Iaulanda Turner Downey (Pronounced Yah-lawn-duh)
Growing up, more often than not, I'd find my mother sitting at her work table hand sewing doll body parts, putting on their hair, adjusting their hands just so, or drawing and embroidering their faces. She had started her in-home business when I was three, initially thinking it would keep my father's hands busy while he recuperated from an illness. Instead, it turned into a full-time business that kept her busy year after year.
My mother was the most creative, resourceful, persistent, inventive (and sometimes stubborn) woman I've ever known. She spent as many as sixteen hours a day working on the dolls, eventually employing as many as ten women. Some sewed pieces together in their homes. Some visited the house weekly to help stuff, dress, and put together the dolls. Mom built up stock from January to September, so she could sell in November and December to her long-time mail-order customers, nationwide specialty shops, and department stores such as Marshall Fields, Frederick Nelson, and Halles. For many years, a sign hung on our bulletin board proclaiming "...as soon as the rush is over..." and she would be heard to say, "after November!" Amazingly, she still had time to make us wonderful gifts and sew clothes for her, for me, and my cousin, Kim. Although she would disagree, the house was kept clean, and she cooked dinner every night. She always took the time to look amazing. She said it was important every day, even if late in the day (though rarely) to make the beds. Somehow that helped her feel organized and neat, a practice I follow as well.
Mom borrowed ideas from children's nursery rhymes, fairy tale books, and other crudely-made ornaments she saw elsewhere and thought she could make better. Comparing early creations to those in the later years, I can see how she learned what colors popped on the tree and continued to greatly refine each one. For example, Hickory Dickory (a grandfather clock from a nursery rhyme) started out as a flat piece of felt and evolved into a three-dimensional clock filled with a block of styrofoam. In the early days, she handmade salt dough for Miss Muffett's plate and also Wizard of Oz Dorothy's furry dog, Toto. (If any of those have lasted, they are very rare.) She cut up old postcards to handmake books for Pinocchio. Later, as her production numbers increased, she switched to plastic plates, chenille dogs, and store-bought miniature books. If any doll makers remember the Standard Doll catalog, it was a favorite ordering place for my mother.
My father, who initially had been given the job of hand-tracing each felt piece needed, bought my mother a used, one-ton punch press and made dies to facilitate the process of cutting out the many parts. We had a metal rack in the basement filled with wood dies, each numbered and filed in order for easy access. Dad also built shelves under the basement steps to hold the many colorful bolts of felt Mother ordered in bulk. I have memories of roller skating in our basement while Mom laid out felt strips cut to width and Dad punched them out. Dad always wanted Mom to manufacture the ornaments as kits (think Bucilla), but Mom disagreed. I don't think she could bring herself to let go of the perfection she put into each one. She was very particular about the stitching and was known to throw out entire batches sewn by staff if they didn't meet her standards.

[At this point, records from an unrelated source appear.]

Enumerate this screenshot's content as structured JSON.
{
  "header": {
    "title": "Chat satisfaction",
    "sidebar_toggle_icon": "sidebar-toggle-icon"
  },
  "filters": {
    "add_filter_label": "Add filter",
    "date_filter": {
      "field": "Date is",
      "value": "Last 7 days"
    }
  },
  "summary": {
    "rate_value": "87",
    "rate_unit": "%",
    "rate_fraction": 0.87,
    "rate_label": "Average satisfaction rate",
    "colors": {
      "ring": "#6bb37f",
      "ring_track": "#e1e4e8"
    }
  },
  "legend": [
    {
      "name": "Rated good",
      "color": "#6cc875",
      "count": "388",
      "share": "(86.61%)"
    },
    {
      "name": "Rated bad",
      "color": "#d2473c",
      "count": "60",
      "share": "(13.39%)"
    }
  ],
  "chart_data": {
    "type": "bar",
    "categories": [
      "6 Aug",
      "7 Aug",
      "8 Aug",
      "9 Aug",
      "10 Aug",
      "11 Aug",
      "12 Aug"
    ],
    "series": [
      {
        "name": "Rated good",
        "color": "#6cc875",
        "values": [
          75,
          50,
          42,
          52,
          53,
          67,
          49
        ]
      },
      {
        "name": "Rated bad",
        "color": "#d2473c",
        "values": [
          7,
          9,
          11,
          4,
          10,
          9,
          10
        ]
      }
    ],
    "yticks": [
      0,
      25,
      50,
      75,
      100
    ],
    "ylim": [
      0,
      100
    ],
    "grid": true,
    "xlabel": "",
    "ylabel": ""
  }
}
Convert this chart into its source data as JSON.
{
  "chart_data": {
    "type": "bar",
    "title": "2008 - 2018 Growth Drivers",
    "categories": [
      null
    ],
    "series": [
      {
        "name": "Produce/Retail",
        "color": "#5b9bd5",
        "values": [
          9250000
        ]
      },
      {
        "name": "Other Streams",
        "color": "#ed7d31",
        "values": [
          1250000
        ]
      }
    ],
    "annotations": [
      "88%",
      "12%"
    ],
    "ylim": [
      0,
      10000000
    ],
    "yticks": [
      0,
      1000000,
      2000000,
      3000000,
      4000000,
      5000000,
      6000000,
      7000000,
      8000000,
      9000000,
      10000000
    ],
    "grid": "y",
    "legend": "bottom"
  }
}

My father became very ill and became bedridden in 1975. He died that April. (I was just 15.) Mother's business helped fill the gaps in her income, and she worked harder than ever as I finished school. In those latter days, my husband-to-be, Tim and I, often worked with her then as well.
As I was preparing to graduate from high school in 1978, she asked me if I had any interest in taking over the business. It would be easy to say I did not have the desire to work as hard as she did or that I didn't fully appreciate the dolls that were an everyday part of my life. In truth, and what I told her, stemmed from a very valid fact. I did not have the talent she had for working their hair, drawing and designing their clothes, embroidering their faces, or making their hands bend just right so that they seemed to come alive. And while she tried to convince me otherwise, even today, I am blown away when I look at them and see the tiny details and intricate work. Thus, with the help of my soon-to-be husband, we smashed the countless dies that had been painstakingly hand-built by my father so that her dolls would never again be made. It truly was a sad day, one I sometimes regret, but I know, that was not my path.

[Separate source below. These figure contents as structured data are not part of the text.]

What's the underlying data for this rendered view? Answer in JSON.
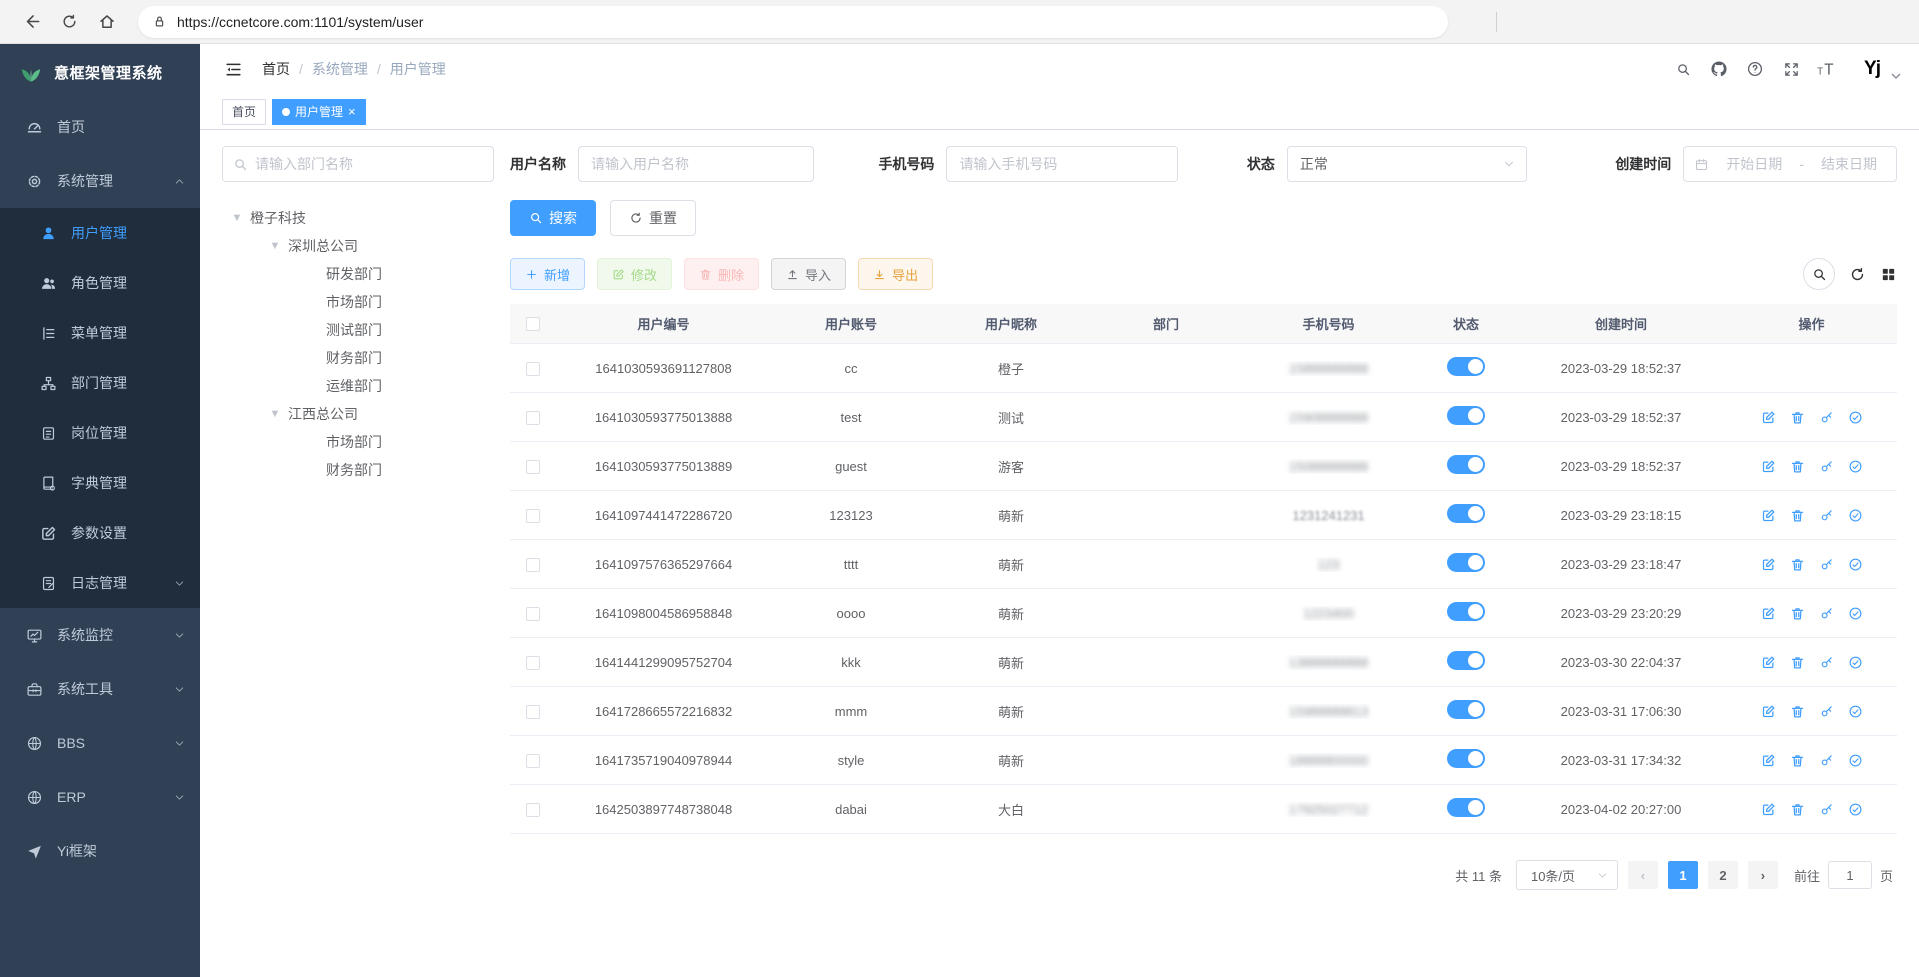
{
  "browser": {
    "url": "https://ccnetcore.com:1101/system/user",
    "nav_icons": [
      "back",
      "reload",
      "home"
    ],
    "url_icons": [
      "lock",
      "key",
      "read-aloud",
      "zoom-out",
      "star-plus"
    ],
    "right_icons": [
      "essentials",
      "split-screen",
      "favorites",
      "collections",
      "profile",
      "more",
      "copilot"
    ]
  },
  "sidebar": {
    "logo_title": "意框架管理系统",
    "items": [
      {
        "label": "首页",
        "icon": "dashboard"
      },
      {
        "label": "系统管理",
        "icon": "gear",
        "expanded": true,
        "chevron": "up",
        "children": [
          {
            "label": "用户管理",
            "icon": "user",
            "active": true
          },
          {
            "label": "角色管理",
            "icon": "users"
          },
          {
            "label": "菜单管理",
            "icon": "menu-tree"
          },
          {
            "label": "部门管理",
            "icon": "dept-tree"
          },
          {
            "label": "岗位管理",
            "icon": "post"
          },
          {
            "label": "字典管理",
            "icon": "dict"
          },
          {
            "label": "参数设置",
            "icon": "edit-square"
          },
          {
            "label": "日志管理",
            "icon": "log",
            "chevron": "down"
          }
        ]
      },
      {
        "label": "系统监控",
        "icon": "monitor",
        "chevron": "down"
      },
      {
        "label": "系统工具",
        "icon": "toolbox",
        "chevron": "down"
      },
      {
        "label": "BBS",
        "icon": "globe",
        "chevron": "down"
      },
      {
        "label": "ERP",
        "icon": "globe",
        "chevron": "down"
      },
      {
        "label": "Yi框架",
        "icon": "send"
      }
    ]
  },
  "topbar": {
    "breadcrumb": [
      "首页",
      "系统管理",
      "用户管理"
    ],
    "separator": "/",
    "right_icons": [
      "search",
      "github",
      "help",
      "fullscreen",
      "font-size"
    ],
    "avatar_text": "Yj"
  },
  "tabs": [
    {
      "label": "首页",
      "active": false,
      "closable": false
    },
    {
      "label": "用户管理",
      "active": true,
      "closable": true
    }
  ],
  "dept_panel": {
    "search_placeholder": "请输入部门名称",
    "tree": [
      {
        "label": "橙子科技",
        "expanded": true,
        "children": [
          {
            "label": "深圳总公司",
            "expanded": true,
            "children": [
              {
                "label": "研发部门"
              },
              {
                "label": "市场部门"
              },
              {
                "label": "测试部门"
              },
              {
                "label": "财务部门"
              },
              {
                "label": "运维部门"
              }
            ]
          },
          {
            "label": "江西总公司",
            "expanded": true,
            "children": [
              {
                "label": "市场部门"
              },
              {
                "label": "财务部门"
              }
            ]
          }
        ]
      }
    ]
  },
  "filters": {
    "username_label": "用户名称",
    "username_placeholder": "请输入用户名称",
    "phone_label": "手机号码",
    "phone_placeholder": "请输入手机号码",
    "status_label": "状态",
    "status_value": "正常",
    "created_label": "创建时间",
    "date_start_placeholder": "开始日期",
    "date_separator": "-",
    "date_end_placeholder": "结束日期",
    "search_button": "搜索",
    "reset_button": "重置"
  },
  "toolbar": {
    "add": "新增",
    "edit": "修改",
    "delete": "删除",
    "import": "导入",
    "export": "导出",
    "right_icons": [
      "search-circle",
      "refresh",
      "grid"
    ]
  },
  "table": {
    "columns": [
      "用户编号",
      "用户账号",
      "用户昵称",
      "部门",
      "手机号码",
      "状态",
      "创建时间",
      "操作"
    ],
    "action_icons": [
      "edit-square",
      "trash",
      "key-reset",
      "check-circle"
    ],
    "rows": [
      {
        "id": "1641030593691127808",
        "account": "cc",
        "nickname": "橙子",
        "dept": "",
        "phone": "15888888888",
        "masked": true,
        "status": true,
        "created": "2023-03-29 18:52:37",
        "actions": false
      },
      {
        "id": "1641030593775013888",
        "account": "test",
        "nickname": "测试",
        "dept": "",
        "phone": "15908888888",
        "masked": true,
        "status": true,
        "created": "2023-03-29 18:52:37",
        "actions": true
      },
      {
        "id": "1641030593775013889",
        "account": "guest",
        "nickname": "游客",
        "dept": "",
        "phone": "15088888888",
        "masked": true,
        "status": true,
        "created": "2023-03-29 18:52:37",
        "actions": true
      },
      {
        "id": "1641097441472286720",
        "account": "123123",
        "nickname": "萌新",
        "dept": "",
        "phone": "1231241231",
        "masked": "light",
        "status": true,
        "created": "2023-03-29 23:18:15",
        "actions": true
      },
      {
        "id": "1641097576365297664",
        "account": "tttt",
        "nickname": "萌新",
        "dept": "",
        "phone": "123",
        "masked": true,
        "status": true,
        "created": "2023-03-29 23:18:47",
        "actions": true
      },
      {
        "id": "1641098004586958848",
        "account": "oooo",
        "nickname": "萌新",
        "dept": "",
        "phone": "1223400",
        "masked": true,
        "status": true,
        "created": "2023-03-29 23:20:29",
        "actions": true
      },
      {
        "id": "1641441299095752704",
        "account": "kkk",
        "nickname": "萌新",
        "dept": "",
        "phone": "13888888888",
        "masked": true,
        "status": true,
        "created": "2023-03-30 22:04:37",
        "actions": true
      },
      {
        "id": "1641728665572216832",
        "account": "mmm",
        "nickname": "萌新",
        "dept": "",
        "phone": "15988888813",
        "masked": true,
        "status": true,
        "created": "2023-03-31 17:06:30",
        "actions": true
      },
      {
        "id": "1641735719040978944",
        "account": "style",
        "nickname": "萌新",
        "dept": "",
        "phone": "18888800000",
        "masked": true,
        "status": true,
        "created": "2023-03-31 17:34:32",
        "actions": true
      },
      {
        "id": "1642503897748738048",
        "account": "dabai",
        "nickname": "大白",
        "dept": "",
        "phone": "17925027712",
        "masked": true,
        "status": true,
        "created": "2023-04-02 20:27:00",
        "actions": true
      }
    ]
  },
  "pagination": {
    "total_label": "共 11 条",
    "page_size_label": "10条/页",
    "pages": [
      "1",
      "2"
    ],
    "active_page": "1",
    "prev_enabled": false,
    "next_enabled": true,
    "goto_label": "前往",
    "goto_value": "1",
    "page_unit_label": "页"
  },
  "colors": {
    "accent": "#409eff",
    "sidebar_bg": "#304156",
    "submenu_bg": "#1f2d3d",
    "toggle_on": "#409eff",
    "copilot_blue": "#1e8fe0",
    "logo_green": "#4db07a"
  }
}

So after living a challenging life, after giving hours and hours of it to the making of these dolls, she retired, spending her last few years in Florida where she golfed and played with crafts she enjoyed. All too soon, her life was cut short by disease and she was gone at age 72.

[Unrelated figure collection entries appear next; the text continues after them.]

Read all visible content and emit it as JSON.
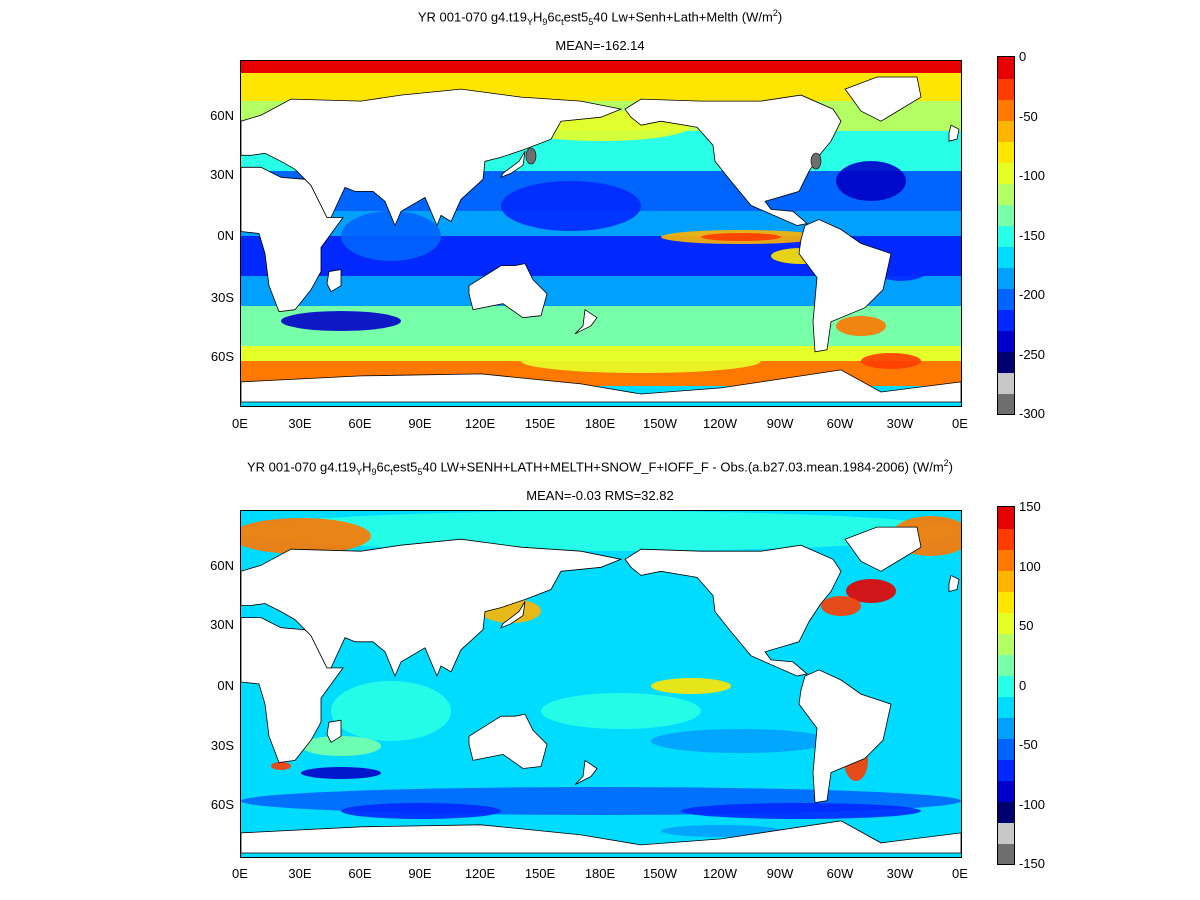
{
  "panels": [
    {
      "title_prefix": "YR 001-070 g4.t19",
      "title_rest": " Lw+Senh+Lath+Melth (W/m",
      "title_suffix": ")",
      "subtitle": "MEAN=-162.14",
      "lat_labels": [
        "60N",
        "30N",
        "0N",
        "30S",
        "60S"
      ],
      "lon_labels": [
        "0E",
        "30E",
        "60E",
        "90E",
        "120E",
        "150E",
        "180E",
        "150W",
        "120W",
        "90W",
        "60W",
        "30W",
        "0E"
      ],
      "colorbar_labels": [
        "0",
        "-50",
        "-100",
        "-150",
        "-200",
        "-250",
        "-300"
      ]
    },
    {
      "title_prefix": "YR 001-070 g4.t19",
      "title_rest": " LW+SENH+LATH+MELTH+SNOW_F+IOFF_F - Obs.(a.b27.03.mean.1984-2006) (W/m",
      "title_suffix": ")",
      "subtitle": "MEAN=-0.03 RMS=32.82",
      "lat_labels": [
        "60N",
        "30N",
        "0N",
        "30S",
        "60S"
      ],
      "lon_labels": [
        "0E",
        "30E",
        "60E",
        "90E",
        "120E",
        "150E",
        "180E",
        "150W",
        "120W",
        "90W",
        "60W",
        "30W",
        "0E"
      ],
      "colorbar_labels": [
        "150",
        "100",
        "50",
        "0",
        "-50",
        "-100",
        "-150"
      ]
    }
  ],
  "title_sub": {
    "y": "Y",
    "h": "H",
    "nine": "9",
    "t": "t",
    "five": "5",
    "exp": "2"
  },
  "title_parts": {
    "H": "H",
    "sixc": "6c",
    "est": "est",
    "fortyb": "40"
  },
  "colormap": [
    "#6e6e6e",
    "#c8c8c8",
    "#00006e",
    "#0000c8",
    "#0028ff",
    "#0064ff",
    "#00a0ff",
    "#00dcff",
    "#28ffe6",
    "#78ffaa",
    "#b4ff64",
    "#e6ff28",
    "#ffe600",
    "#ffb400",
    "#ff7800",
    "#ff3c00",
    "#e60000"
  ],
  "land_color": "#ffffff"
}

On this site, I hope to share some of the wonderful stories about the dolls, the life we lived around the making of them, as well as insights into the incredible woman who was my mom. If you've collected her ornaments, I'd love to hear from you, hear your stories, see photos (both from now and then), and learn how they came into your life. And if you should come upon the Storyteller, my mother's trademark doll which has been lost, I'd love to know about that as well. He sat out for all to see for as long as I could remember. After she died, my step-father remarried. Later, her dolls were apparently sold in a Florida yard sale. I know the Storyteller is out there somewhere. I hope whoever has him, has cared for him with all the love we would have. He is greatly missed.